My mind is clouded with animal imagery tonight, she thought, for his arm seemed to slither over the portion of the bar between them and his long, graceful fingers rose up toward her like the head of a snake about to strike. She turned awkwardly on the stool to shake his hand, and felt the heat in his palm, a heat that seemed to travel with electric speed into hers and up her arm. Also, his fingers clung to hers, but not because he was squeezing hard; it was more like his skin was magnetic. She held onto his hand at least three times as long as she normally would hold onto someone's hand when she shook.
"John," he repeated, widening his smile. "Follow me and I will make you fishers of men."
"Pardon?"
"Christ's invitation to the disciples."
"Oh." She finally released his hand.
"Actually, I think I was named after Kennedy.
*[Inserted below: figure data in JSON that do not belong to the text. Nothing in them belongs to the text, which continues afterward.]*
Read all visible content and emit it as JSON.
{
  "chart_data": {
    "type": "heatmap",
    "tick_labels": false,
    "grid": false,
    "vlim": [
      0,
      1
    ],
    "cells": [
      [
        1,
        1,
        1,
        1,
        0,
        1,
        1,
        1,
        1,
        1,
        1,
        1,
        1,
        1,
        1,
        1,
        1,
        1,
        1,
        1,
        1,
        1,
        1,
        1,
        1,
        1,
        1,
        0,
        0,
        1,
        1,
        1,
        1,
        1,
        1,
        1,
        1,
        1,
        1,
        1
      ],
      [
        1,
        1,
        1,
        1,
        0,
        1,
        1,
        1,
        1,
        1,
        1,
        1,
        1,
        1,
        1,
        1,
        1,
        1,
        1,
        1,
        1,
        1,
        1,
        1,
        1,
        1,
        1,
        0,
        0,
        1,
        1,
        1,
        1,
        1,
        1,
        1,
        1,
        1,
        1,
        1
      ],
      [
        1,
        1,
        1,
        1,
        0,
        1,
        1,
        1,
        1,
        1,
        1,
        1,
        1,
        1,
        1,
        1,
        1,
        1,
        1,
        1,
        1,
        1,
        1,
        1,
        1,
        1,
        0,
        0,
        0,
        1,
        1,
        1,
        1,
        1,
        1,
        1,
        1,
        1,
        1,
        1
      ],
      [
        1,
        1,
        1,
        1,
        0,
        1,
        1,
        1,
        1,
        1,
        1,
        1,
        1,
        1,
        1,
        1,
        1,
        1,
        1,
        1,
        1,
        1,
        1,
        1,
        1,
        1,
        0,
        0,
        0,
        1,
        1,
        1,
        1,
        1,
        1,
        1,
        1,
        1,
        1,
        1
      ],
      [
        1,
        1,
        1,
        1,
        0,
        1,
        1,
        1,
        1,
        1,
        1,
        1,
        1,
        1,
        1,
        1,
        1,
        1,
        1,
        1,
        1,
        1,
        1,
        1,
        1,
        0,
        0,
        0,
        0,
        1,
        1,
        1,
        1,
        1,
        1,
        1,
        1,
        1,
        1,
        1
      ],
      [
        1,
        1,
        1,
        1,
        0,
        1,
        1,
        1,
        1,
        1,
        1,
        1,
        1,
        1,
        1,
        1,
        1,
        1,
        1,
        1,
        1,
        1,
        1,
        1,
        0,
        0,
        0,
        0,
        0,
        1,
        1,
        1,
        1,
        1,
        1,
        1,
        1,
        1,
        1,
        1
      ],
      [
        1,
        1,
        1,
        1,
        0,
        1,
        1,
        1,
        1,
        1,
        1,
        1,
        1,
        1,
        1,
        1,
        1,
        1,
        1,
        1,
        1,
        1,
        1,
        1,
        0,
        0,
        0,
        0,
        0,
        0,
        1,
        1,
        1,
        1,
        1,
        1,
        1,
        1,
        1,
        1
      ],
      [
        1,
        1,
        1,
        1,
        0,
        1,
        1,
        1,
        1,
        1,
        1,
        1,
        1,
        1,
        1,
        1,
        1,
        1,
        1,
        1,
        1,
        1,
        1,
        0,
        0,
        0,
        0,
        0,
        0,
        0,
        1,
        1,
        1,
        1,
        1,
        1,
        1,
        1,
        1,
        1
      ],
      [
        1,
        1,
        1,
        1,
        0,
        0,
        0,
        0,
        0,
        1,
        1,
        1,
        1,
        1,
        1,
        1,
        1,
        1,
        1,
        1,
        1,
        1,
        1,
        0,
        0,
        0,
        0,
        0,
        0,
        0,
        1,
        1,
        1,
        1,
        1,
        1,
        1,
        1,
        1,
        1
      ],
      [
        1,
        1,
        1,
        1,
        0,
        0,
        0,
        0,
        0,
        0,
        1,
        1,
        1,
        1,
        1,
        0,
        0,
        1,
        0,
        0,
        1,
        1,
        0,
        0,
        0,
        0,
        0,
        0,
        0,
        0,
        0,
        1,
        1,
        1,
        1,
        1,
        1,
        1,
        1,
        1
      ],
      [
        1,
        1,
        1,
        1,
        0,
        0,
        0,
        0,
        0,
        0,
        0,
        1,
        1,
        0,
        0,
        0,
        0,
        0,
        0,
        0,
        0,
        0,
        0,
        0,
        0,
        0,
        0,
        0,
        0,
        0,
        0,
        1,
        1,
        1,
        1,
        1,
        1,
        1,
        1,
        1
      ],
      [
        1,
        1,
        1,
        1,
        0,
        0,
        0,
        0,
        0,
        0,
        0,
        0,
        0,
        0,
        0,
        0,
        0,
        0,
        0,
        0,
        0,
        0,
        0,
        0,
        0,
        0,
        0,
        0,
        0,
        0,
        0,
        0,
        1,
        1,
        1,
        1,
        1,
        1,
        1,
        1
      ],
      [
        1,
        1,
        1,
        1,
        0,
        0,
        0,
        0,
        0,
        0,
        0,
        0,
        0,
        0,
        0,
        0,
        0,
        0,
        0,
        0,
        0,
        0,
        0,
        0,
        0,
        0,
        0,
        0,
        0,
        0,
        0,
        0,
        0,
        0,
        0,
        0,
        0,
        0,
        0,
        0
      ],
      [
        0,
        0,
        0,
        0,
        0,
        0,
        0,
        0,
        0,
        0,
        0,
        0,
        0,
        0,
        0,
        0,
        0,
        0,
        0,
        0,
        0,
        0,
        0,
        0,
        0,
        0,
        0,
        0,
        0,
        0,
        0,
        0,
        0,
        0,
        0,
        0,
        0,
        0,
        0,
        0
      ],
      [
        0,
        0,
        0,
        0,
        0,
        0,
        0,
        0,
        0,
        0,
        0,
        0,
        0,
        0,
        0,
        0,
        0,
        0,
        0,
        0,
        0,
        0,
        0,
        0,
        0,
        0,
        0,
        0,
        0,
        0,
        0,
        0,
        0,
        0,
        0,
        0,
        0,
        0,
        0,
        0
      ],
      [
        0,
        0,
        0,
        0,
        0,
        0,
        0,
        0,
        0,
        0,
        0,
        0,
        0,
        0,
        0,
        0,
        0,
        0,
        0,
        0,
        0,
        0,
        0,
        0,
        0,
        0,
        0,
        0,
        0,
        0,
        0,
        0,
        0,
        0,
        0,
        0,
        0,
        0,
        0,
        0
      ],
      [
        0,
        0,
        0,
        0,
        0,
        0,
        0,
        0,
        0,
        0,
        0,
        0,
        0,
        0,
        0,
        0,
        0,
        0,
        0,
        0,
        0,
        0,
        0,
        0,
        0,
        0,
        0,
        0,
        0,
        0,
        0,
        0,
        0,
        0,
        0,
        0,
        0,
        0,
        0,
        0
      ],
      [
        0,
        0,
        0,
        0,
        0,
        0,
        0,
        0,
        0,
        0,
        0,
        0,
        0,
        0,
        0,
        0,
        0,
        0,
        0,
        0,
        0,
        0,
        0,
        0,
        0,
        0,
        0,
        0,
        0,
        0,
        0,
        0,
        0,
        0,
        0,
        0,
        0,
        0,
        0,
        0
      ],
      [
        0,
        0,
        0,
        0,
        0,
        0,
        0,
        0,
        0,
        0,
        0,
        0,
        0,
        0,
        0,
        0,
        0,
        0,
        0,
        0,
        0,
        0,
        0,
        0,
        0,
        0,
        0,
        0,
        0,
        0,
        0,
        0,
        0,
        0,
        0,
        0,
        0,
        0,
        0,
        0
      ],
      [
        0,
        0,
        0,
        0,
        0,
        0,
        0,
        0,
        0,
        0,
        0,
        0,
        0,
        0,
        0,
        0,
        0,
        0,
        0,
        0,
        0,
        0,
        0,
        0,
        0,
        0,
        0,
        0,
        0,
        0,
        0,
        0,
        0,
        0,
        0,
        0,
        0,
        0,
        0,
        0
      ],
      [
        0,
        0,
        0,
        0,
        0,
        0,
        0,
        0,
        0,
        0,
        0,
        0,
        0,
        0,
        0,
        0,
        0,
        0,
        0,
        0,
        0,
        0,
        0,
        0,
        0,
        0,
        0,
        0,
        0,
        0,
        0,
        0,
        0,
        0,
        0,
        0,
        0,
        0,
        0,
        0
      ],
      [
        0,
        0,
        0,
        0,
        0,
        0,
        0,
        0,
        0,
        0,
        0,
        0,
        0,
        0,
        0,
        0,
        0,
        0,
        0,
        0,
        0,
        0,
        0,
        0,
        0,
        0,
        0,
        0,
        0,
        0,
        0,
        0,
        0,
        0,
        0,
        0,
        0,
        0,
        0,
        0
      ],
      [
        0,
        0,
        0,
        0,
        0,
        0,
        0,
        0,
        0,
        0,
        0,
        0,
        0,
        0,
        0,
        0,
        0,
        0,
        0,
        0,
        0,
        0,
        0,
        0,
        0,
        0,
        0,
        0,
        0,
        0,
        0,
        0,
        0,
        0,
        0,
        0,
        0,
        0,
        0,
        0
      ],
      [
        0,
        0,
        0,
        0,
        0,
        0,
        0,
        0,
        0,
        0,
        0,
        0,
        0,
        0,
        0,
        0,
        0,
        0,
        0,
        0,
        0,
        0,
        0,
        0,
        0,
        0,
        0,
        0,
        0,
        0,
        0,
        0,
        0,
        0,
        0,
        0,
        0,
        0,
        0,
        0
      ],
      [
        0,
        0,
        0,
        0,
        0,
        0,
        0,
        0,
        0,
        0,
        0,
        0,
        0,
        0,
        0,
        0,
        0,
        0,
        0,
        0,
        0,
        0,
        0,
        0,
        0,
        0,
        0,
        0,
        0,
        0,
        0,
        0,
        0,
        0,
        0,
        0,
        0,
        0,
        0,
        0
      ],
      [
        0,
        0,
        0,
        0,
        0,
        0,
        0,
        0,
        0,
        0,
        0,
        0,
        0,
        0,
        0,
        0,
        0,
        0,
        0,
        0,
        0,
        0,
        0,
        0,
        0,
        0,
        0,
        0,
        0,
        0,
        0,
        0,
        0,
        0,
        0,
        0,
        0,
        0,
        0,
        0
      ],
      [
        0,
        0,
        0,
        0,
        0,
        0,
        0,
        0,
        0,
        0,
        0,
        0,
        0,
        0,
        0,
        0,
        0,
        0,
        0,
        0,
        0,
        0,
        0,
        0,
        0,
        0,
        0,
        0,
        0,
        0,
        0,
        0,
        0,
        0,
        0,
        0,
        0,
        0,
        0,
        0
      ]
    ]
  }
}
My mother was in love with him."
She smiled. He was so warm and relaxed; he sat there so casually and had such poise, while her heart thumped so loud she was sure he must hear it. She looked nervous and stupid, fidgeting with the plastic mixer stick. And, he made reference to the Bible. How many young men today even read any of the Bible?
"After all that, aren't you going to volunteer your name?" he asked.
"What? Oh. I'm Paige," she said. "Paige Thorndyke."
"Paige. Are you a page in someone's book?" he asked, smiling.
"Hardly. No. I'm no one's little story," she replied, and he laughed.
She laughed herself, but still nervously.
"I'm glad of that even though you make it sound like a fault," he said, suddenly looking serious. He gazed at the crowd. "Maybe it is. Too many of us become someone else's little story. People don't take each other as seriously as they once did. Everyone uses everyone," he added. "We're so accustomed to disposable things, we even treat each other that way," he concluded, turning the glass in his hand.
She was fascinated for the moment. She even held her breath. How deep, she thought, and how right.
He apparently realized his pensiveness and turned quickly to her.
"I'm sorry. I didn't mean to get so heavy. This is not exactly the place for philosophical discussions," he added smiling again.